Nobody needs to suffer in silence and/or feel they are alone talking things through really does help..albeit one tiny step at a time.

Feline stressed

Today I will write about animal stress and behaviour. Just returned from our fabulous local vet as one of our beloved furry family members has been over-grooming again. Only this time we haven’t seen her doing it and it is far worse. We forget that it doesn’t take too much in terms of disruption to their routine and world of comfort to upset them.

Said feline friend frets when my daughter is away at university; having been home a month we had hoped it would be better but now it would appear her over-grooming is now a pattern of behaviour too. She looks a sorry sight but seems happy enough, plays and purrs??

As I said recently when talking about humans the outward signs can be very misleading as we are all capable of putting on a brave face and this applies whether our whiskers are stubbly or long and beautiful.

Time for the plug in and a few catnip toys me thinks! As for love and affection she is never in short supply of either in our house.

So today’s blog’s message is… look for the signs that are not obvious with those you love whether they be furry, feathered or covered in skin…all three types can be oh so sensitive.

International widow’s day

I heard that today is International Widow’s Day and regular followers will know that acknowledging grief and helping those who are bereft is dear to my heart.
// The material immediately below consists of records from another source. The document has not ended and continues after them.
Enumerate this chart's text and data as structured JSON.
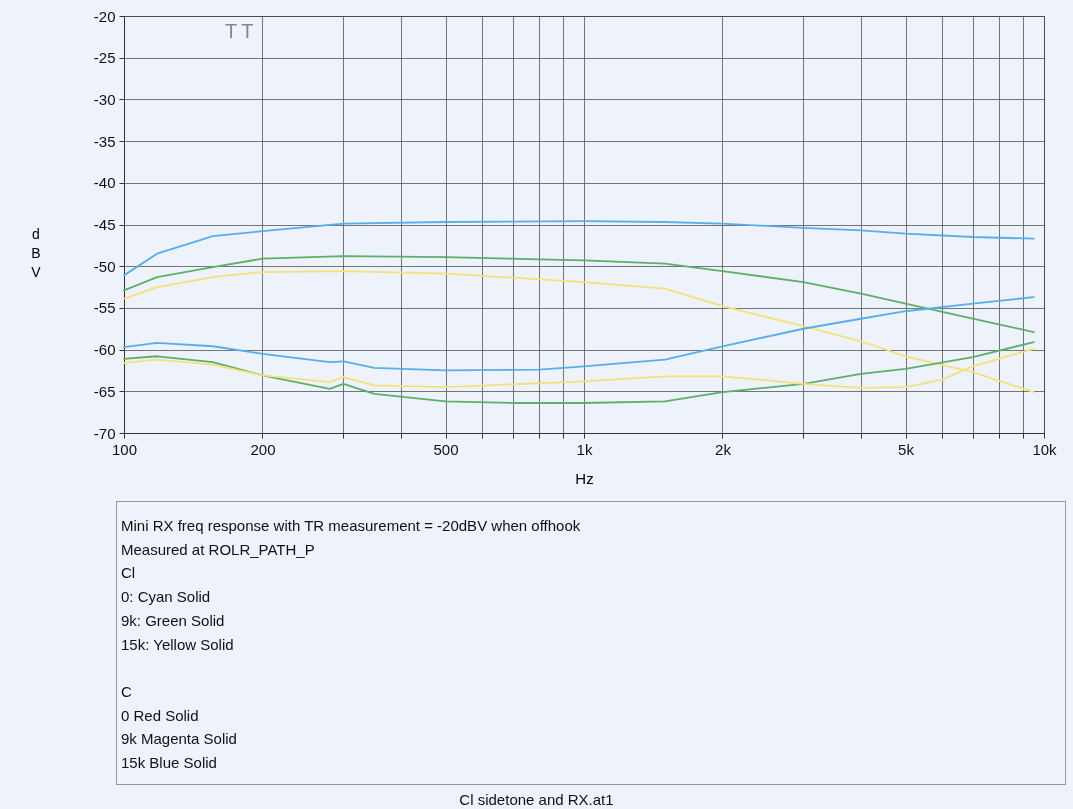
{
  "chart_data": {
    "type": "line",
    "xlabel": "Hz",
    "ylabel": "dBV",
    "log": "x",
    "grid": true,
    "legend": false,
    "xlim": [
      100,
      10000
    ],
    "ylim": [
      -70,
      -20
    ],
    "xticks": [
      100,
      200,
      {
        "value": 300,
        "label": null
      },
      {
        "value": 400,
        "label": null
      },
      500,
      {
        "value": 600,
        "label": null
      },
      {
        "value": 700,
        "label": null
      },
      {
        "value": 800,
        "label": null
      },
      {
        "value": 900,
        "label": null
      },
      {
        "value": 1000,
        "label": "1k"
      },
      {
        "value": 2000,
        "label": "2k"
      },
      {
        "value": 3000,
        "label": null
      },
      {
        "value": 4000,
        "label": null
      },
      {
        "value": 5000,
        "label": "5k"
      },
      {
        "value": 6000,
        "label": null
      },
      {
        "value": 7000,
        "label": null
      },
      {
        "value": 8000,
        "label": null
      },
      {
        "value": 9000,
        "label": null
      },
      {
        "value": 10000,
        "label": "10k"
      }
    ],
    "yticks": [
      -70,
      -65,
      -60,
      -55,
      -50,
      -45,
      -40,
      -35,
      -30,
      -25,
      -20
    ],
    "x": [
      100,
      118,
      156,
      200,
      300,
      500,
      1000,
      1500,
      2000,
      3000,
      4000,
      5000,
      7000,
      9500
    ],
    "series": [
      {
        "color": "#5aaee8",
        "values": [
          -51.1,
          -48.5,
          -46.4,
          -45.8,
          -44.9,
          -44.7,
          -44.6,
          -44.7,
          -44.9,
          -45.4,
          -45.7,
          -46.1,
          -46.5,
          -46.7
        ]
      },
      {
        "color": "#5fae6a",
        "values": [
          -52.9,
          -51.3,
          -50.1,
          -49.1,
          -48.8,
          -48.9,
          -49.3,
          -49.7,
          -50.6,
          -51.9,
          -53.3,
          -54.5,
          -56.3,
          -57.9
        ]
      },
      {
        "color": "#f2e27a",
        "values": [
          -53.9,
          -52.5,
          -51.3,
          -50.7,
          -50.6,
          -50.9,
          -51.9,
          -52.7,
          -54.8,
          -57.2,
          -59,
          -60.8,
          -62.7,
          -65.1
        ]
      },
      {
        "color": "#5aaee8",
        "x": [
          100,
          118,
          156,
          200,
          280,
          300,
          350,
          500,
          800,
          1000,
          1500,
          2000,
          3000,
          4000,
          5000,
          7000,
          9500
        ],
        "values": [
          -59.7,
          -59.2,
          -59.6,
          -60.5,
          -61.5,
          -61.4,
          -62.2,
          -62.5,
          -62.4,
          -62,
          -61.2,
          -59.6,
          -57.5,
          -56.3,
          -55.4,
          -54.5,
          -53.7
        ]
      },
      {
        "color": "#5fae6a",
        "x": [
          100,
          118,
          156,
          200,
          280,
          300,
          350,
          500,
          700,
          1000,
          1500,
          2000,
          3000,
          4000,
          5000,
          7000,
          9500
        ],
        "values": [
          -61.1,
          -60.8,
          -61.5,
          -63.1,
          -64.7,
          -64.1,
          -65.3,
          -66.2,
          -66.4,
          -66.4,
          -66.2,
          -65.1,
          -64.1,
          -62.9,
          -62.3,
          -60.9,
          -59.1
        ]
      },
      {
        "color": "#f2e27a",
        "x": [
          100,
          118,
          156,
          200,
          280,
          300,
          350,
          500,
          1000,
          1500,
          2000,
          3000,
          4000,
          5000,
          6000,
          7000,
          9500
        ],
        "values": [
          -61.6,
          -61.2,
          -61.8,
          -63.1,
          -63.9,
          -63.3,
          -64.3,
          -64.5,
          -63.8,
          -63.2,
          -63.2,
          -64.1,
          -64.6,
          -64.5,
          -63.6,
          -62,
          -59.9
        ]
      }
    ],
    "annotations": [
      "TT",
      "Mini RX freq response with TR measurement = -20dBV when offhook",
      "Measured at ROLR_PATH_P",
      "Cl",
      "0:  Cyan Solid",
      "9k:  Green Solid",
      "15k: Yellow Solid",
      "C",
      "0 Red Solid",
      "9k Magenta Solid",
      "15k Blue Solid",
      "Cl sidetone and RX.at1"
    ]
  }
}
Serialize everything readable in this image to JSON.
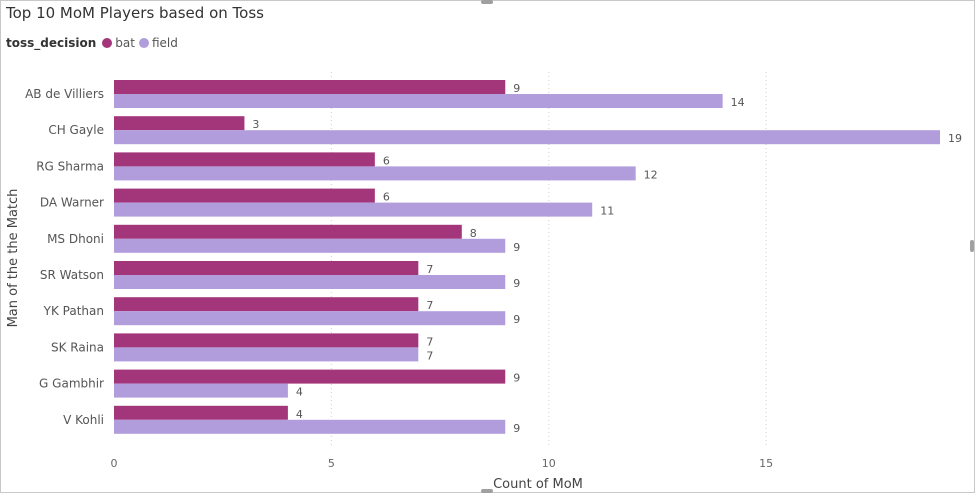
{
  "chart_data": {
    "type": "bar",
    "orientation": "horizontal",
    "title": "Top 10 MoM Players based on Toss",
    "xlabel": "Count of MoM",
    "ylabel": "Man of the the Match",
    "legend_title": "toss_decision",
    "legend_position": "top-left",
    "categories": [
      "AB de Villiers",
      "CH Gayle",
      "RG Sharma",
      "DA Warner",
      "MS Dhoni",
      "SR Watson",
      "YK Pathan",
      "SK Raina",
      "G Gambhir",
      "V Kohli"
    ],
    "series": [
      {
        "name": "bat",
        "color": "#a3357a",
        "values": [
          9,
          3,
          6,
          6,
          8,
          7,
          7,
          7,
          9,
          4
        ]
      },
      {
        "name": "field",
        "color": "#b19cdc",
        "values": [
          14,
          19,
          12,
          11,
          9,
          9,
          9,
          7,
          4,
          9
        ]
      }
    ],
    "xticks": [
      0,
      5,
      10,
      15
    ],
    "xlim": [
      0,
      19
    ],
    "grid": true
  }
}
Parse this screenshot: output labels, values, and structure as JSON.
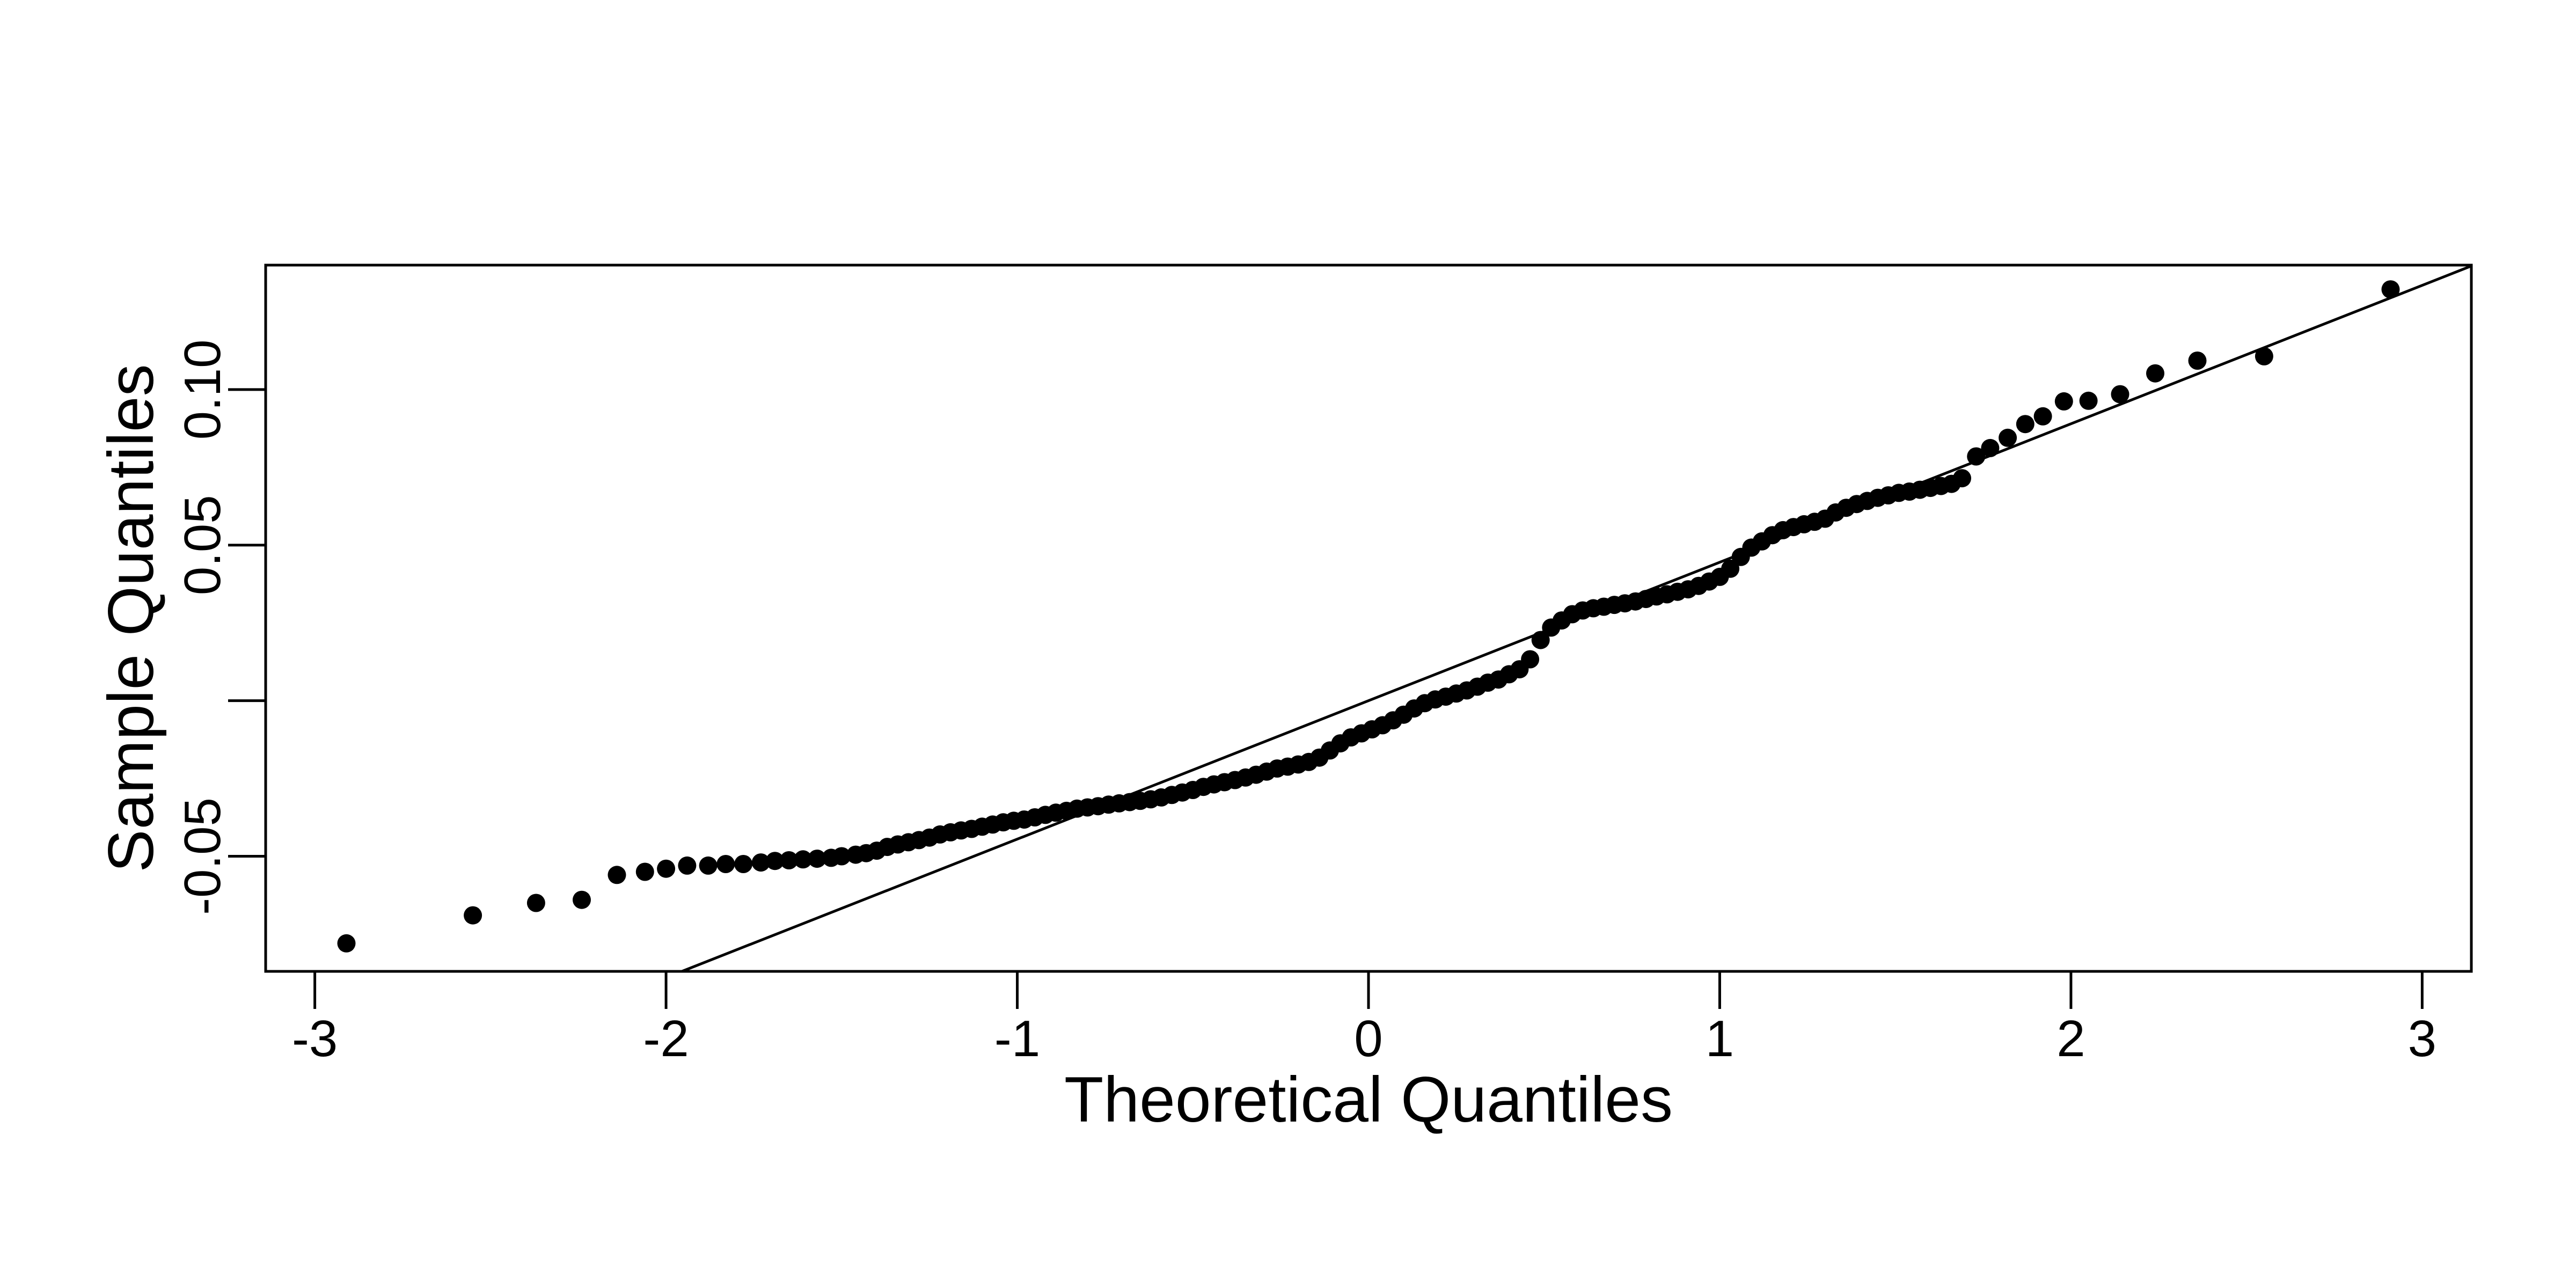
{
  "chart_data": {
    "type": "scatter",
    "title": "",
    "xlabel": "Theoretical Quantiles",
    "ylabel": "Sample Quantiles",
    "xlim": [
      -3.14,
      3.14
    ],
    "ylim": [
      -0.087,
      0.14
    ],
    "xticks": [
      -3,
      -2,
      -1,
      0,
      1,
      2,
      3
    ],
    "xtick_labels": [
      "-3",
      "-2",
      "-1",
      "0",
      "1",
      "2",
      "3"
    ],
    "yticks": [
      -0.05,
      0,
      0.05,
      0.1
    ],
    "ytick_labels": [
      "-0.05",
      "",
      "0.05",
      "0.10"
    ],
    "grid": false,
    "marker_color": "#000000",
    "reference_line": {
      "intercept": 0.0,
      "slope": 0.0445
    },
    "points": [
      [
        -2.91,
        -0.078
      ],
      [
        -2.55,
        -0.069
      ],
      [
        -2.37,
        -0.065
      ],
      [
        -2.24,
        -0.064
      ],
      [
        -2.14,
        -0.056
      ],
      [
        -2.06,
        -0.055
      ],
      [
        -2.0,
        -0.054
      ],
      [
        -1.94,
        -0.053
      ],
      [
        -1.88,
        -0.053
      ],
      [
        -1.83,
        -0.0525
      ],
      [
        -1.78,
        -0.0525
      ],
      [
        -1.73,
        -0.052
      ],
      [
        -1.69,
        -0.0515
      ],
      [
        -1.65,
        -0.0513
      ],
      [
        -1.61,
        -0.051
      ],
      [
        -1.57,
        -0.0508
      ],
      [
        -1.53,
        -0.0505
      ],
      [
        -1.5,
        -0.05
      ],
      [
        -1.46,
        -0.0495
      ],
      [
        -1.43,
        -0.049
      ],
      [
        -1.4,
        -0.0482
      ],
      [
        -1.37,
        -0.047
      ],
      [
        -1.34,
        -0.0462
      ],
      [
        -1.31,
        -0.0455
      ],
      [
        -1.28,
        -0.0448
      ],
      [
        -1.25,
        -0.044
      ],
      [
        -1.22,
        -0.043
      ],
      [
        -1.19,
        -0.0423
      ],
      [
        -1.16,
        -0.0417
      ],
      [
        -1.13,
        -0.0412
      ],
      [
        -1.1,
        -0.0405
      ],
      [
        -1.07,
        -0.0398
      ],
      [
        -1.04,
        -0.0391
      ],
      [
        -1.01,
        -0.0386
      ],
      [
        -0.98,
        -0.0382
      ],
      [
        -0.95,
        -0.0375
      ],
      [
        -0.92,
        -0.0367
      ],
      [
        -0.89,
        -0.036
      ],
      [
        -0.86,
        -0.0354
      ],
      [
        -0.83,
        -0.0347
      ],
      [
        -0.8,
        -0.0343
      ],
      [
        -0.77,
        -0.0339
      ],
      [
        -0.74,
        -0.0334
      ],
      [
        -0.71,
        -0.033
      ],
      [
        -0.68,
        -0.0326
      ],
      [
        -0.65,
        -0.0322
      ],
      [
        -0.62,
        -0.0317
      ],
      [
        -0.59,
        -0.0311
      ],
      [
        -0.56,
        -0.0303
      ],
      [
        -0.53,
        -0.0295
      ],
      [
        -0.5,
        -0.0287
      ],
      [
        -0.47,
        -0.0277
      ],
      [
        -0.44,
        -0.0269
      ],
      [
        -0.41,
        -0.0262
      ],
      [
        -0.38,
        -0.0255
      ],
      [
        -0.35,
        -0.0247
      ],
      [
        -0.32,
        -0.0238
      ],
      [
        -0.29,
        -0.0228
      ],
      [
        -0.26,
        -0.0218
      ],
      [
        -0.23,
        -0.0212
      ],
      [
        -0.2,
        -0.0205
      ],
      [
        -0.17,
        -0.0197
      ],
      [
        -0.14,
        -0.0183
      ],
      [
        -0.11,
        -0.016
      ],
      [
        -0.08,
        -0.0137
      ],
      [
        -0.05,
        -0.0118
      ],
      [
        -0.02,
        -0.0105
      ],
      [
        0.01,
        -0.0092
      ],
      [
        0.04,
        -0.0079
      ],
      [
        0.07,
        -0.0063
      ],
      [
        0.1,
        -0.0045
      ],
      [
        0.13,
        -0.0025
      ],
      [
        0.16,
        -0.0008
      ],
      [
        0.19,
        0.0004
      ],
      [
        0.22,
        0.0013
      ],
      [
        0.25,
        0.0023
      ],
      [
        0.28,
        0.0033
      ],
      [
        0.31,
        0.0045
      ],
      [
        0.34,
        0.0058
      ],
      [
        0.37,
        0.0068
      ],
      [
        0.4,
        0.0085
      ],
      [
        0.43,
        0.0101
      ],
      [
        0.46,
        0.0133
      ],
      [
        0.49,
        0.0195
      ],
      [
        0.52,
        0.0235
      ],
      [
        0.55,
        0.0258
      ],
      [
        0.58,
        0.0278
      ],
      [
        0.61,
        0.029
      ],
      [
        0.64,
        0.0297
      ],
      [
        0.67,
        0.0302
      ],
      [
        0.7,
        0.0308
      ],
      [
        0.73,
        0.0313
      ],
      [
        0.76,
        0.0319
      ],
      [
        0.79,
        0.0327
      ],
      [
        0.82,
        0.0335
      ],
      [
        0.85,
        0.0342
      ],
      [
        0.88,
        0.035
      ],
      [
        0.91,
        0.0358
      ],
      [
        0.94,
        0.0369
      ],
      [
        0.97,
        0.0383
      ],
      [
        1.0,
        0.0398
      ],
      [
        1.03,
        0.0424
      ],
      [
        1.06,
        0.0462
      ],
      [
        1.09,
        0.0492
      ],
      [
        1.12,
        0.0512
      ],
      [
        1.15,
        0.0532
      ],
      [
        1.18,
        0.0548
      ],
      [
        1.21,
        0.0558
      ],
      [
        1.24,
        0.0567
      ],
      [
        1.27,
        0.0575
      ],
      [
        1.3,
        0.0585
      ],
      [
        1.33,
        0.0605
      ],
      [
        1.36,
        0.062
      ],
      [
        1.39,
        0.0632
      ],
      [
        1.42,
        0.0642
      ],
      [
        1.45,
        0.0652
      ],
      [
        1.48,
        0.066
      ],
      [
        1.51,
        0.0668
      ],
      [
        1.54,
        0.0672
      ],
      [
        1.57,
        0.0678
      ],
      [
        1.6,
        0.0684
      ],
      [
        1.63,
        0.069
      ],
      [
        1.66,
        0.0697
      ],
      [
        1.69,
        0.0715
      ],
      [
        1.73,
        0.0785
      ],
      [
        1.77,
        0.0812
      ],
      [
        1.82,
        0.0845
      ],
      [
        1.87,
        0.0889
      ],
      [
        1.92,
        0.0914
      ],
      [
        1.98,
        0.0962
      ],
      [
        2.05,
        0.0964
      ],
      [
        2.14,
        0.0985
      ],
      [
        2.24,
        0.1052
      ],
      [
        2.36,
        0.1093
      ],
      [
        2.55,
        0.1107
      ],
      [
        2.91,
        0.1322
      ]
    ]
  }
}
I just wish bereavement was met with more empathy, sensitivity and constructive recognition when my own mother was left widowed at 43 with five children.

I remember my own mother telling me how people would cross the road to avoid talking to her after my father had died suddenly. Of course this said more about their reluctance to talk about death and ‘not knowing what to say’. As I so often write there are no right or wrong words but just to let somebody who has been widowed know that you are thinking of them/or have them in your prayers if that’s appropriate for you helps.

Avoiding discussing or mentioning the person that has died helps nobody, especially the widow. Something else I always remind people to do is to go and visit after the funeral which is a time that the widow and/or her children will need you most.

Additionally continue to invite somebody who is ‘single’ to your events.. for whatever reason they are now uncoupled, and maybe being widowed being one of the sadder reasons. It is far harder to rebuild a life as a single person than those who are still part of a couple can imagine. Not all widows or divorcees are after your husband..be generous.

Don’t assume because somebody’s husband had been ill for a long time it is easer on them either because it isn’t. In many ways it is harder as they have maybe seen their partner’s deterioration and a different type of feeling of loss has already started making it difficult to grieve normally (whatever normal is!). As ever the biggest gift any of us can give is our time.

National Writing Day

To me every day is a writing day but I must confess I love these allocated awareness days that pop up encouraging people to eat certain foods, donate to charity and maybe inspire a new or even a young writer to be creative.

I have always maintained that writing can be therapeutic..so even if you don’t intend anybody to see your efforts getting down your thoughts and feelings is never a waste of energy. For the crazier ones (like me) start a blog and get sharing. I like to think at a certain level some of my posts are helping others to recognise their feelings and, in the case of bereavement, are not alone in the grief.

Of course being a writer, and perhaps adopting a pen name gives one the opportunity to rant to the world and/or live in a time of fantasy where anything is possible.

Naturally, being an olde fashioned girlie I some times frown at how modern technology has to a certain degree stopped people communicating properly verbally but as equally sad writing properly. Let’s face it the best misuse of the wonderful English language is alive and kicking in everybody’s phone’s inbox!!

I know I am not myself if I haven’t written anything and feel almost guilty for missing a day on my blog. Thank you to all those followers who drop me a comment or a like that they have enjoyed or supported one of my daily blogs it’s great to know I am not talking to myself…or at least not all the time!